8. The sound quality adjustment system according to claim 7, characterized in that: The historical debugging information acquisition module includes: Discretization coding unit, used to discretize and encode historical hardware configuration information to generate historical hardware feature vectors; The acoustic response acquisition unit is used to play the test signal and collect historical acoustic responses, and obtain the historical amplitude-frequency response curves through Fourier transform. The storage unit is used to associate historical hardware feature vectors with historical acoustic response curves and store them as historical debugging records. The record repeating unit is used to repeatedly execute the operation from obtaining historical hardware configuration information to associated storage, thereby obtaining multiple historical debugging records; The current feature extraction module includes: The encoding unit is used to encode the current hardware configuration information according to the same discretization encoding rules as the historical debugging information acquisition module, and generate the current hardware feature vector. Each dimension of the current hardware feature vector corresponds to the dimensions of the historical hardware feature vector in the same feature type order.

9. The sound quality adjustment system according to claim 7, characterized in that: The target curve generation module includes: The similarity calculation unit is used to calculate the distance between the historical hardware feature vector and the current hardware feature vector and determine the similarity. The filtering unit is used to sort historical debugging records by similarity and select a preset number of records. The weighted fusion unit is used to use the similarity of each selected historical debugging record as a weight to perform weighted fusion on each historical acoustic response curve to generate the initial acoustic response target curve. The error acquisition module includes: The parameter setting unit is used to set the initial values ​​of the current sound quality tuning parameters, which include gain and filter parameters at each frequency point; The signal acquisition unit is used to play test signals and acquire the actual acoustic response of the current sound, thereby obtaining the current time-domain response signal. The transformation unit is used to perform a Fourier transform on the current time-domain response signal to obtain the current amplitude-frequency response curve; The comparison unit is used to subtract the current amplitude-frequency response curve from the initial acoustic response target curve at each frequency point, and arrange the differences at each frequency point in frequency order to generate an error vector.

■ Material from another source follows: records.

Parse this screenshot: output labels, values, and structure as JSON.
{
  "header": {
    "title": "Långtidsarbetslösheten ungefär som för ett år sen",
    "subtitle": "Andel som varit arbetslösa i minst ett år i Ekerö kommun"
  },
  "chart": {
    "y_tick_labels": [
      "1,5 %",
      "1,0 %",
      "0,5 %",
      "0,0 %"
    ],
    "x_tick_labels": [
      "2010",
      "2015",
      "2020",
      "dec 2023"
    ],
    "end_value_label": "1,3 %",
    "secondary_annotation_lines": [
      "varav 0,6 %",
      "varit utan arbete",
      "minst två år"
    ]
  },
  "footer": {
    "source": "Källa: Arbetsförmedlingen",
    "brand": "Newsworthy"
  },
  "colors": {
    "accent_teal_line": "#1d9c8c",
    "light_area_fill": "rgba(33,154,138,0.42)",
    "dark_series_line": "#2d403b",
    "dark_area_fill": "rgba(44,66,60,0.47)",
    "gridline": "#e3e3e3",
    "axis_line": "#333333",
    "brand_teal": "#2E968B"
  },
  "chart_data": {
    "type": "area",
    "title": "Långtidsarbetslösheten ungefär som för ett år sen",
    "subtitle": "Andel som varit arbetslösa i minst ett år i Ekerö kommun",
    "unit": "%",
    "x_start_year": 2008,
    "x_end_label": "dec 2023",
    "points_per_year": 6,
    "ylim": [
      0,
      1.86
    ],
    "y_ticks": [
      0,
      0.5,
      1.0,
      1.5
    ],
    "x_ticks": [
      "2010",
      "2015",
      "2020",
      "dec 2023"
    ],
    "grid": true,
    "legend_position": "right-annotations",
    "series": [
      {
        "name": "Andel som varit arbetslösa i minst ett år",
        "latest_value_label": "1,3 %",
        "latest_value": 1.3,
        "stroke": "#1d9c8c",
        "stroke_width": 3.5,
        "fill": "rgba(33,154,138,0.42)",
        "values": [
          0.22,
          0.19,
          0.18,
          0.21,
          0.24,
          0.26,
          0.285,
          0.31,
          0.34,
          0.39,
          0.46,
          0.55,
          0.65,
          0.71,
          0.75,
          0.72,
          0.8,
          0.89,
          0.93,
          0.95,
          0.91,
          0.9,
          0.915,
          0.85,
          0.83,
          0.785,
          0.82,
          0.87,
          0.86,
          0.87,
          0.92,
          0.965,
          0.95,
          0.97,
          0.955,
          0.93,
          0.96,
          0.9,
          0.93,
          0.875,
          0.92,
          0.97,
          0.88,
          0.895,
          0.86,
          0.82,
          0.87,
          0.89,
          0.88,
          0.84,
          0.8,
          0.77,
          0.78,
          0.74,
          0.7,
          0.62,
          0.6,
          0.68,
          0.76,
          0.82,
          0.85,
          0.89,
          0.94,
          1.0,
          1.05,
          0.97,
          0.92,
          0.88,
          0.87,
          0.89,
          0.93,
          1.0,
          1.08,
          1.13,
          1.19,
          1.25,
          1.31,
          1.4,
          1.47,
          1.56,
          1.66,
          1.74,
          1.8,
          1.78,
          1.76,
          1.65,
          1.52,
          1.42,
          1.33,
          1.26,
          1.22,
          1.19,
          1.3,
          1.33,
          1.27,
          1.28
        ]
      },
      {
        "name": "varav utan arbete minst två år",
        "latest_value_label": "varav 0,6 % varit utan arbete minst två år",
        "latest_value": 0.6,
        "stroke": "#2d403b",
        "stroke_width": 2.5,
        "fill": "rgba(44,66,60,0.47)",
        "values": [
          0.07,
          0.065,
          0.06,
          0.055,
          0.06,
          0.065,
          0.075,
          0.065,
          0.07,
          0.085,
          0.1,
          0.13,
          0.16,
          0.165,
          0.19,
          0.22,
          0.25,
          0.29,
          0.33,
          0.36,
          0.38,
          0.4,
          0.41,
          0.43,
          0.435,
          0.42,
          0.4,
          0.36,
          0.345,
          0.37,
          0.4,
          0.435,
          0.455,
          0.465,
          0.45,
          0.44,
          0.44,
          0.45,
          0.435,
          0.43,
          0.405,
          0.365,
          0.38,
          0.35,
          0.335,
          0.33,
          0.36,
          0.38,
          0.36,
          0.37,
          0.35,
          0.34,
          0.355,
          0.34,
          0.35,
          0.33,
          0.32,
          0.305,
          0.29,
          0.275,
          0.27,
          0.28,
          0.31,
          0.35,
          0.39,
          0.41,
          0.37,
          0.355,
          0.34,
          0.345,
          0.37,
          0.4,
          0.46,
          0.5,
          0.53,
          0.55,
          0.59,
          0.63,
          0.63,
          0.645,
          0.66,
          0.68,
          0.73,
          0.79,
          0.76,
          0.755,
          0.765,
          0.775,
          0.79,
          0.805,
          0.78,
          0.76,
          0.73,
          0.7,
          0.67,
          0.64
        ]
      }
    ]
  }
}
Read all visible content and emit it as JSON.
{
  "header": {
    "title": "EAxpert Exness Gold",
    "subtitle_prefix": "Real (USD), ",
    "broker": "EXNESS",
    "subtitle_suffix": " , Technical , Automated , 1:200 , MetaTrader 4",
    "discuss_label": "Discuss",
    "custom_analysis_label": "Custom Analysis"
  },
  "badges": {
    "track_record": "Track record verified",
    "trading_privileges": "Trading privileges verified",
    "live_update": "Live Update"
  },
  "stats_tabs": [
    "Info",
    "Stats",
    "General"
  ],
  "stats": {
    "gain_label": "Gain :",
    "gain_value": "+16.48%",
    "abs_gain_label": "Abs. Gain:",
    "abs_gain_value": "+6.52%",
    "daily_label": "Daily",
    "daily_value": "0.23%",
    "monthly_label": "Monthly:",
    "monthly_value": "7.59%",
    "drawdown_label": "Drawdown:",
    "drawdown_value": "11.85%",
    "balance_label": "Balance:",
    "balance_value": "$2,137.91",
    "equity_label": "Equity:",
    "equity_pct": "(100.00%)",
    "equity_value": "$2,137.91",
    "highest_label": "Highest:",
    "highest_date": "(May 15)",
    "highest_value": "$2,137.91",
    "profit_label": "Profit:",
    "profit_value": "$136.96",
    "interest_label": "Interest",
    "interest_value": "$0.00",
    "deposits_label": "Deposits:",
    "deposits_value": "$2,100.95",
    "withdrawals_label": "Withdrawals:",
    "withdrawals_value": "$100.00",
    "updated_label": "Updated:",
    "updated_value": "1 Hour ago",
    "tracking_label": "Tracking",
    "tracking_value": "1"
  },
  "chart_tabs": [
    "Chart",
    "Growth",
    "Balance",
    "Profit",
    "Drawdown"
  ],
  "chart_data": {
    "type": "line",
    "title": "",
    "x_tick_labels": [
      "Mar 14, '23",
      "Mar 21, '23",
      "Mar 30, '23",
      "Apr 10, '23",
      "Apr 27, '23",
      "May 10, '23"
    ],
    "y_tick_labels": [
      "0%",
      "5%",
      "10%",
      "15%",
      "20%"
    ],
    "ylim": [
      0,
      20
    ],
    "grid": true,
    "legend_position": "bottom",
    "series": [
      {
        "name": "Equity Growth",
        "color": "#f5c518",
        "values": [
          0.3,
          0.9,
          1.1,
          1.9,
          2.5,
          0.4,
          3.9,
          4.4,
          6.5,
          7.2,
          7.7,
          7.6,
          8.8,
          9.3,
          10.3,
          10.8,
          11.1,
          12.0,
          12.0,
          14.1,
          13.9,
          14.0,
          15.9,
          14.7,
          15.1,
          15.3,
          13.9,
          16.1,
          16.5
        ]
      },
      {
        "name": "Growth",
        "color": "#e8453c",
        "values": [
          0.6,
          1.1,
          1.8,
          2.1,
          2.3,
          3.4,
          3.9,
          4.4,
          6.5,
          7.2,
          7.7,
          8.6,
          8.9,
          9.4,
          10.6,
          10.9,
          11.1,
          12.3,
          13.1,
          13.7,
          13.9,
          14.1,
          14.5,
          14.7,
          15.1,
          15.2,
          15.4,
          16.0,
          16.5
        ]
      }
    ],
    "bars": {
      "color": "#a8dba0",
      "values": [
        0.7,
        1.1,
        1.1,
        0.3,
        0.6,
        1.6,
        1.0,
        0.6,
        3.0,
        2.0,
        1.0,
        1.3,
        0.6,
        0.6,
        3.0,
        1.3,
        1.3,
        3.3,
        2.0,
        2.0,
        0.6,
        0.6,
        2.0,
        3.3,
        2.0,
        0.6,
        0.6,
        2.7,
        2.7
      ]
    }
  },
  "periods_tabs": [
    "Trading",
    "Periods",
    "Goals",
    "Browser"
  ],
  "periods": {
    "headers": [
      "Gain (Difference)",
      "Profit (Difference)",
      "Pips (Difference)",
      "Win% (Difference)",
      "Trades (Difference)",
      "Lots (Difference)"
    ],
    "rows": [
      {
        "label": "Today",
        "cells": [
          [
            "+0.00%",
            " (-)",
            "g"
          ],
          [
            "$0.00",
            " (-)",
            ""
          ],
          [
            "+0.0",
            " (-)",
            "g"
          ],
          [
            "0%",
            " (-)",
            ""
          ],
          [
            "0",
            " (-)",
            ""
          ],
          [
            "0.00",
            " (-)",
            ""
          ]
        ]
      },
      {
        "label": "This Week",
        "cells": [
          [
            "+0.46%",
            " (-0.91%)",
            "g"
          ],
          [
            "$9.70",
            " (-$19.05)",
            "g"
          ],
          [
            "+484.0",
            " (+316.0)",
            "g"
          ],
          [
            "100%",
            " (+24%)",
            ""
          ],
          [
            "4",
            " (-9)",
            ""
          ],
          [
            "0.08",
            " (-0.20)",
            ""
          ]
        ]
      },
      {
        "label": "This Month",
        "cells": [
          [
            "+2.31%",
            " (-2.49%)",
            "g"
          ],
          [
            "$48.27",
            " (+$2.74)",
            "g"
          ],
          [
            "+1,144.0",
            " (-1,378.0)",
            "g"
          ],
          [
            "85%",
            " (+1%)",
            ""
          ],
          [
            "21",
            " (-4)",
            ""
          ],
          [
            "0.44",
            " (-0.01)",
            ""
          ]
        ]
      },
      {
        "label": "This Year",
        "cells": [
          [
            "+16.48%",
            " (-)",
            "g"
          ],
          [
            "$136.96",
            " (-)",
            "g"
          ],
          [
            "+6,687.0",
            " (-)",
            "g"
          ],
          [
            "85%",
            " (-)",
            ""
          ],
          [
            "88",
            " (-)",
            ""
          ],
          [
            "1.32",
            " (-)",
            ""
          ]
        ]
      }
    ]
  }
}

10. A sound quality adjustment system according to claim 7, characterized in that: The optimization iteration module includes: The judgment unit is used to determine whether the error vector meets the preset conditions, including the error vector norm being less than a threshold or the number of iterations reaching the upper limit. The gain update unit is used to update the gain of each frequency point according to the error vector using the gradient descent method when the preset conditions are not met. The filter update unit is used to update the filter parameters using the numerical difference method when preset conditions are not met. The loop control unit is used to take the updated parameters as the new current sound quality tuning parameters and re-trigger the tuning measurement module and optimization control module.